By mid-2022, Meta will control what it believes will be the world's fastest artificial intelligence (AI) supercomputer. Dubbed the AI Research SuperCluster (RSC), the system is already running and is among the world's fastest AI supercomputers, the company said in a blog post on 24 January.
Development of the RSC is ongoing, but once the second phase is completed by the second half of this year, the system will deliver nearly 5 exaflops of mixed-precision computing.
Meta, formerly known as Facebook, is already using the supercomputer to train large models in natural language processing (NLP) and computer vision for research. The company uses large-scale AI models for ongoing priorities, such as detecting harmful content on its social platforms. Ultimately, though, it wants to train models with trillions of parameters to help it power the metaverse, the virtual world that Meta intends to support with its platforms and products.

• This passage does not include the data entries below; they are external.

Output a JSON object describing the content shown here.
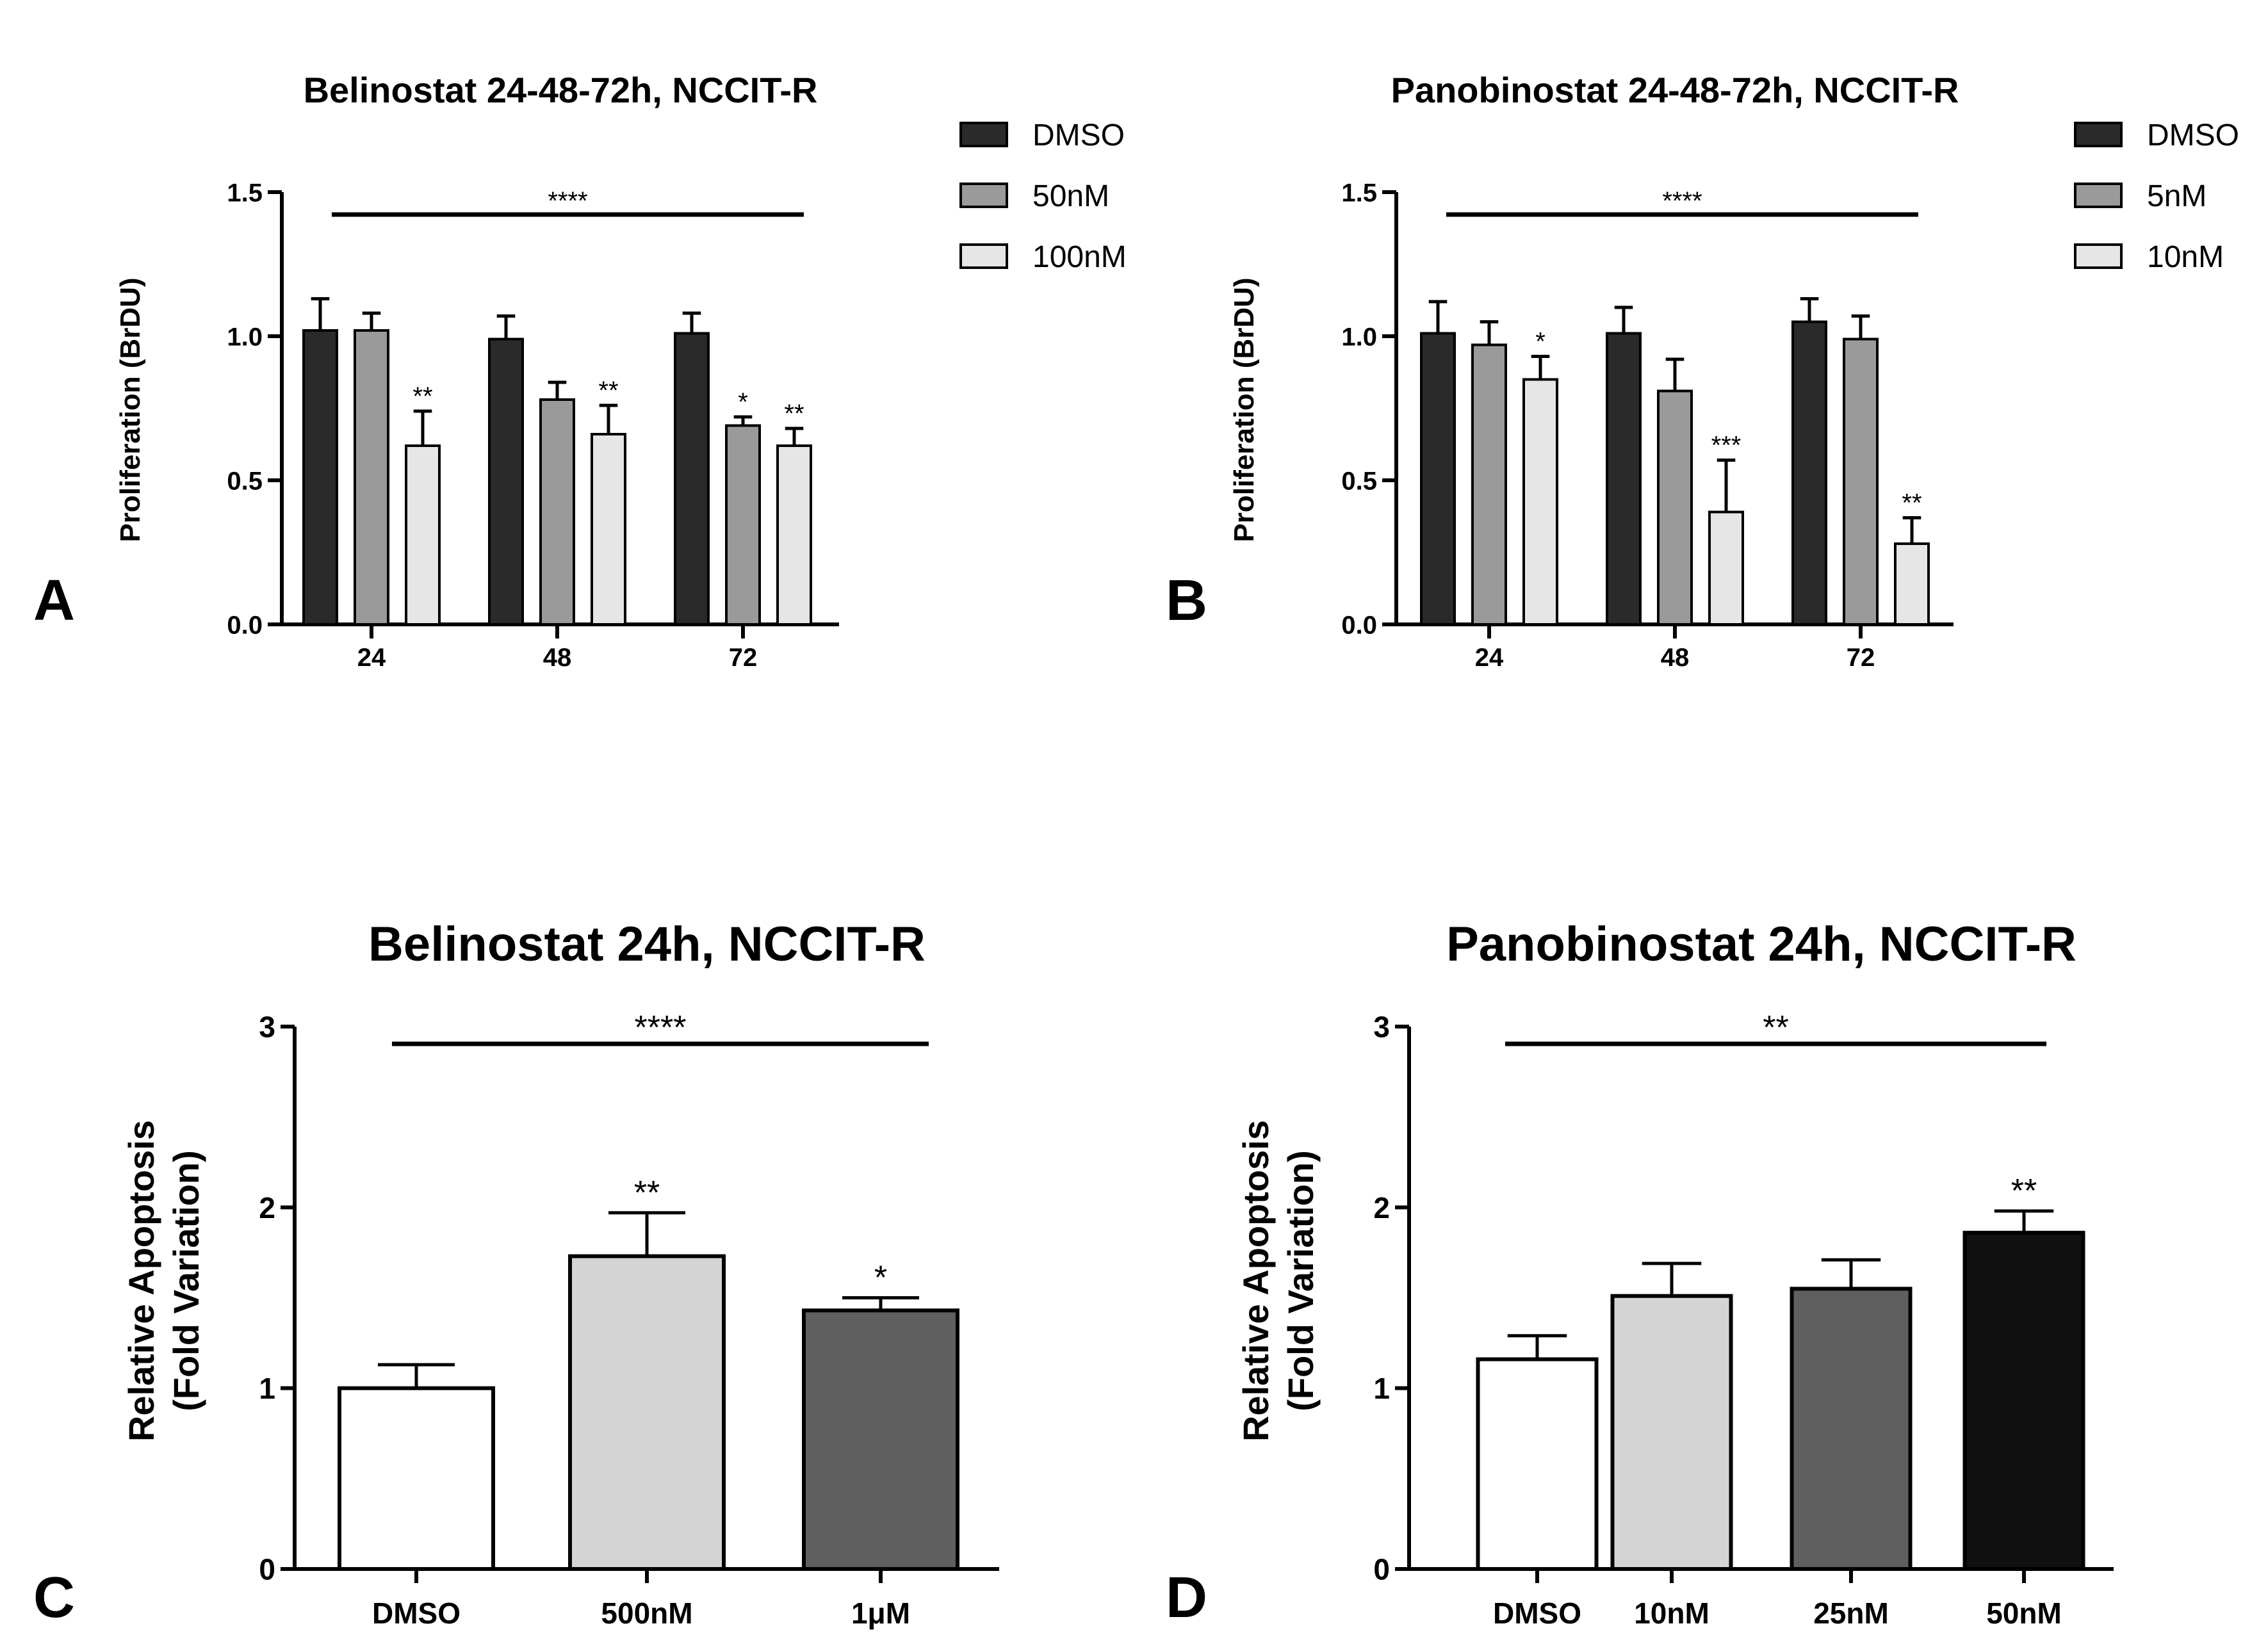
{
  "chart_data": [
    {
      "panel": "A",
      "type": "bar",
      "title": "Belinostat 24-48-72h, NCCIT-R",
      "ylabel": "Proliferation (BrDU)",
      "xlabel": "",
      "ylim": [
        0,
        1.5
      ],
      "yticks": [
        "0.0",
        "0.5",
        "1.0",
        "1.5"
      ],
      "categories": [
        "24",
        "48",
        "72"
      ],
      "series": [
        {
          "name": "DMSO",
          "color": "#2a2a2a",
          "values": [
            1.02,
            0.99,
            1.01
          ],
          "errors": [
            0.11,
            0.08,
            0.07
          ],
          "sig": [
            "",
            "",
            ""
          ]
        },
        {
          "name": "50nM",
          "color": "#9a9a9a",
          "values": [
            1.02,
            0.78,
            0.69
          ],
          "errors": [
            0.06,
            0.06,
            0.03
          ],
          "sig": [
            "",
            "",
            "*"
          ]
        },
        {
          "name": "100nM",
          "color": "#e6e6e6",
          "values": [
            0.62,
            0.66,
            0.62
          ],
          "errors": [
            0.12,
            0.1,
            0.06
          ],
          "sig": [
            "**",
            "**",
            "**"
          ]
        }
      ],
      "overall_sig": "****",
      "legend_position": "right"
    },
    {
      "panel": "B",
      "type": "bar",
      "title": "Panobinostat 24-48-72h, NCCIT-R",
      "ylabel": "Proliferation (BrDU)",
      "xlabel": "",
      "ylim": [
        0,
        1.5
      ],
      "yticks": [
        "0.0",
        "0.5",
        "1.0",
        "1.5"
      ],
      "categories": [
        "24",
        "48",
        "72"
      ],
      "series": [
        {
          "name": "DMSO",
          "color": "#2a2a2a",
          "values": [
            1.01,
            1.01,
            1.05
          ],
          "errors": [
            0.11,
            0.09,
            0.08
          ],
          "sig": [
            "",
            "",
            ""
          ]
        },
        {
          "name": "5nM",
          "color": "#9a9a9a",
          "values": [
            0.97,
            0.81,
            0.99
          ],
          "errors": [
            0.08,
            0.11,
            0.08
          ],
          "sig": [
            "",
            "",
            ""
          ]
        },
        {
          "name": "10nM",
          "color": "#e6e6e6",
          "values": [
            0.85,
            0.39,
            0.28
          ],
          "errors": [
            0.08,
            0.18,
            0.09
          ],
          "sig": [
            "*",
            "***",
            "**"
          ]
        }
      ],
      "overall_sig": "****",
      "legend_position": "right"
    },
    {
      "panel": "C",
      "type": "bar",
      "title": "Belinostat 24h, NCCIT-R",
      "ylabel_line1": "Relative Apoptosis",
      "ylabel_line2": "(Fold Variation)",
      "xlabel": "",
      "ylim": [
        0,
        3
      ],
      "yticks": [
        "0",
        "1",
        "2",
        "3"
      ],
      "categories": [
        "DMSO",
        "500nM",
        "1μM"
      ],
      "values": [
        1.0,
        1.73,
        1.43
      ],
      "errors": [
        0.13,
        0.24,
        0.07
      ],
      "colors": [
        "#ffffff",
        "#d4d4d4",
        "#5f5f5f"
      ],
      "sig": [
        "",
        "**",
        "*"
      ],
      "overall_sig": "****"
    },
    {
      "panel": "D",
      "type": "bar",
      "title": "Panobinostat 24h, NCCIT-R",
      "ylabel_line1": "Relative Apoptosis",
      "ylabel_line2": "(Fold Variation)",
      "xlabel": "",
      "ylim": [
        0,
        3
      ],
      "yticks": [
        "0",
        "1",
        "2",
        "3"
      ],
      "categories": [
        "DMSO",
        "10nM",
        "25nM",
        "50nM"
      ],
      "values": [
        1.16,
        1.51,
        1.55,
        1.86
      ],
      "errors": [
        0.13,
        0.18,
        0.16,
        0.12
      ],
      "colors": [
        "#ffffff",
        "#d4d4d4",
        "#5f5f5f",
        "#111111"
      ],
      "sig": [
        "",
        "",
        "",
        "**"
      ],
      "overall_sig": "**"
    }
  ]
}
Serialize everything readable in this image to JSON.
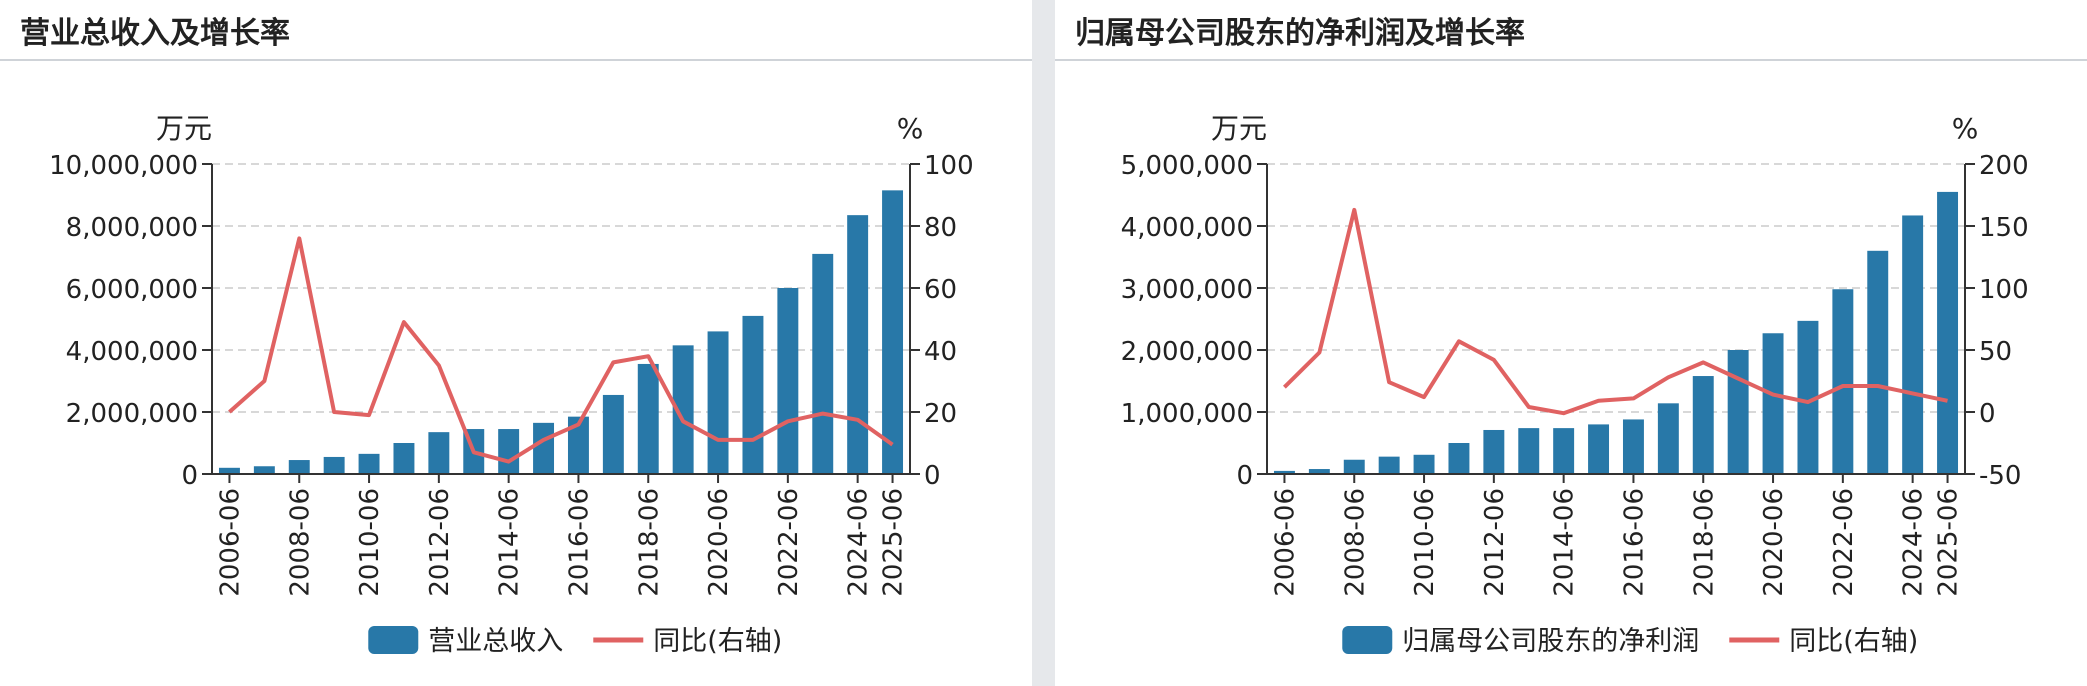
{
  "colors": {
    "bar": "#2878a8",
    "line": "#e06262",
    "grid": "#cccccc"
  },
  "chart_data": [
    {
      "type": "bar",
      "title": "营业总收入及增长率",
      "left_unit": "万元",
      "right_unit": "%",
      "categories": [
        "2006-06",
        "2007-06",
        "2008-06",
        "2009-06",
        "2010-06",
        "2011-06",
        "2012-06",
        "2013-06",
        "2014-06",
        "2015-06",
        "2016-06",
        "2017-06",
        "2018-06",
        "2019-06",
        "2020-06",
        "2021-06",
        "2022-06",
        "2023-06",
        "2024-06",
        "2025-06"
      ],
      "x_tick_labels": [
        "2006-06",
        "2008-06",
        "2010-06",
        "2012-06",
        "2014-06",
        "2016-06",
        "2018-06",
        "2020-06",
        "2022-06",
        "2024-06",
        "2025-06"
      ],
      "ylim": [
        0,
        10000000
      ],
      "y_ticks": [
        0,
        2000000,
        4000000,
        6000000,
        8000000,
        10000000
      ],
      "y_tick_labels": [
        "0",
        "2,000,000",
        "4,000,000",
        "6,000,000",
        "8,000,000",
        "10,000,000"
      ],
      "y2lim": [
        0,
        100
      ],
      "y2_ticks": [
        0,
        20,
        40,
        60,
        80,
        100
      ],
      "y2_tick_labels": [
        "0",
        "20",
        "40",
        "60",
        "80",
        "100"
      ],
      "grid": true,
      "legend_position": "bottom",
      "series": [
        {
          "name": "营业总收入",
          "type": "bar",
          "axis": "left",
          "values": [
            200000,
            250000,
            450000,
            550000,
            650000,
            1000000,
            1350000,
            1450000,
            1450000,
            1650000,
            1850000,
            2550000,
            3550000,
            4150000,
            4600000,
            5100000,
            6000000,
            7100000,
            8350000,
            9150000
          ]
        },
        {
          "name": "同比(右轴)",
          "type": "line",
          "axis": "right",
          "values": [
            20,
            30,
            76,
            20,
            19,
            49,
            35,
            7,
            4,
            11,
            16,
            36,
            38,
            17,
            11,
            11,
            17,
            19.5,
            17.5,
            9.5
          ]
        }
      ]
    },
    {
      "type": "bar",
      "title": "归属母公司股东的净利润及增长率",
      "left_unit": "万元",
      "right_unit": "%",
      "categories": [
        "2006-06",
        "2007-06",
        "2008-06",
        "2009-06",
        "2010-06",
        "2011-06",
        "2012-06",
        "2013-06",
        "2014-06",
        "2015-06",
        "2016-06",
        "2017-06",
        "2018-06",
        "2019-06",
        "2020-06",
        "2021-06",
        "2022-06",
        "2023-06",
        "2024-06",
        "2025-06"
      ],
      "x_tick_labels": [
        "2006-06",
        "2008-06",
        "2010-06",
        "2012-06",
        "2014-06",
        "2016-06",
        "2018-06",
        "2020-06",
        "2022-06",
        "2024-06",
        "2025-06"
      ],
      "ylim": [
        0,
        5000000
      ],
      "y_ticks": [
        0,
        1000000,
        2000000,
        3000000,
        4000000,
        5000000
      ],
      "y_tick_labels": [
        "0",
        "1,000,000",
        "2,000,000",
        "3,000,000",
        "4,000,000",
        "5,000,000"
      ],
      "y2lim": [
        -50,
        200
      ],
      "y2_ticks": [
        -50,
        0,
        50,
        100,
        150,
        200
      ],
      "y2_tick_labels": [
        "-50",
        "0",
        "50",
        "100",
        "150",
        "200"
      ],
      "grid": true,
      "legend_position": "bottom",
      "series": [
        {
          "name": "归属母公司股东的净利润",
          "type": "bar",
          "axis": "left",
          "values": [
            50000,
            80000,
            230000,
            280000,
            310000,
            500000,
            710000,
            740000,
            740000,
            800000,
            880000,
            1140000,
            1580000,
            2000000,
            2270000,
            2470000,
            2980000,
            3600000,
            4170000,
            4550000
          ]
        },
        {
          "name": "同比(右轴)",
          "type": "line",
          "axis": "right",
          "values": [
            20,
            48,
            163,
            24,
            12,
            57,
            42,
            4,
            -1,
            9,
            11,
            28,
            40,
            27,
            14,
            8,
            21,
            21,
            15,
            9
          ]
        }
      ]
    }
  ]
}
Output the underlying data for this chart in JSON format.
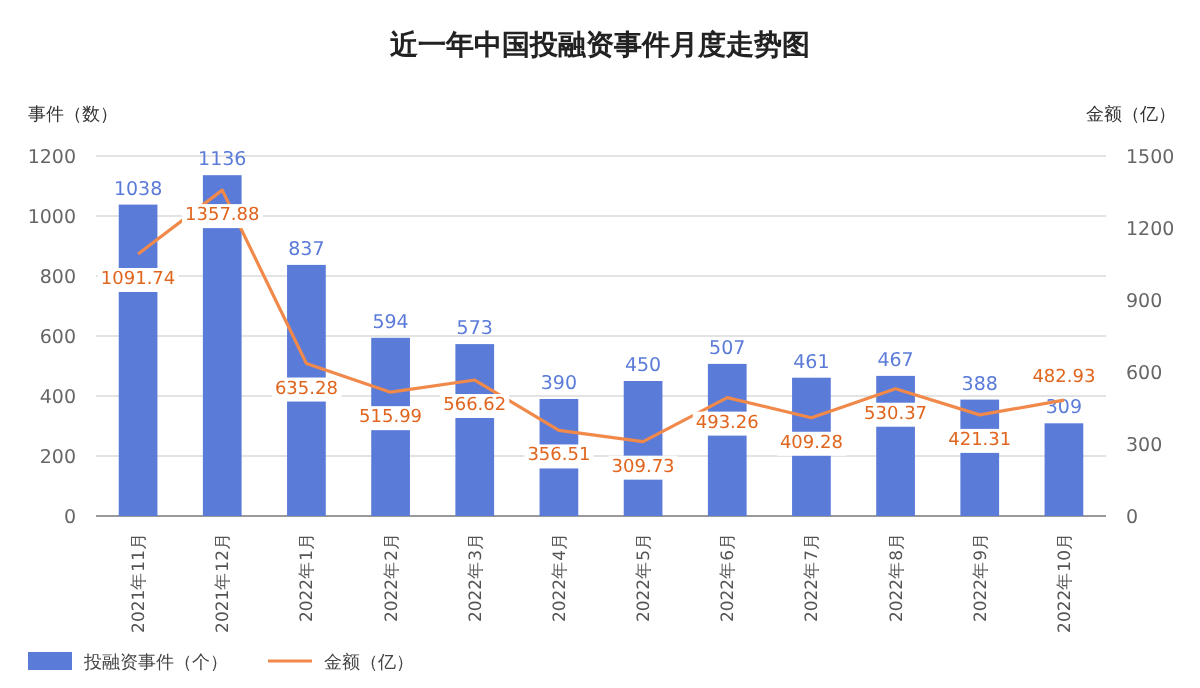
{
  "chart_data": {
    "type": "bar",
    "title": "近一年中国投融资事件月度走势图",
    "ylabel": "事件（数）",
    "y2label": "金额（亿）",
    "categories": [
      "2021年11月",
      "2021年12月",
      "2022年1月",
      "2022年2月",
      "2022年3月",
      "2022年4月",
      "2022年5月",
      "2022年6月",
      "2022年7月",
      "2022年8月",
      "2022年9月",
      "2022年10月"
    ],
    "series": [
      {
        "name": "投融资事件（个）",
        "color": "#5b7bd9",
        "values": [
          1038,
          1136,
          837,
          594,
          573,
          390,
          450,
          507,
          461,
          467,
          388,
          309
        ]
      },
      {
        "name": "金额（亿）",
        "type": "line",
        "axis": "y2",
        "color": "#f0894a",
        "values": [
          1091.74,
          1357.88,
          635.28,
          515.99,
          566.62,
          356.51,
          309.73,
          493.26,
          409.28,
          530.37,
          421.31,
          482.93
        ]
      }
    ],
    "ylim": [
      0,
      1200
    ],
    "yticks": [
      0,
      200,
      400,
      600,
      800,
      1000,
      1200
    ],
    "y2lim": [
      0,
      1500
    ],
    "y2ticks": [
      0,
      300,
      600,
      900,
      1200,
      1500
    ],
    "grid": "y",
    "data_labels": true,
    "legend": "bottom",
    "marker": "none",
    "line_style": "solid"
  }
}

"The experiences we're building for the metaverse require enormous compute power (quintillions of operations/second!) and RSC will enable new AI models that can learn from trillions of examples, understand hundreds of languages, and more," Meta CEO Mark Zuckerberg said in a statement.
Currently, RSC comprises a total of 760 Nvidia DGX A100 systems as its compute nodes, for a total of 6,080 GPUs. The GPUs communicate via an Nvidia Quantum 200Gb/s InfiniBand two-level Clos fabric that has no oversubscription. RSC's storage tier has 175 petabytes of Pure Storage FlashArray, 46 petabytes of cache storage in Penguin Computing Altus systems, and 10 petabytes of Pure Storage FlashBlade.
By comparison, the US Energy Department's Perlmutter AI supercomputer, unveiled last summer as the world's fastest AI supercomputer, delivers nearly four exaflops of mixed-precision performance with 6,159 Nvidia A100 Tensor Core GPUs.
By the time Meta's RSC is complete, the InfiniBand network fabric will connect 16,000 GPUs as endpoints, making it one of the largest such networks deployed to date. Additionally, Meta designed a caching and storage system that can serve 16 TB/s of training data. The company plans to scale it up to 1 exabyte; that's equivalent to 36,000 years of high-quality video.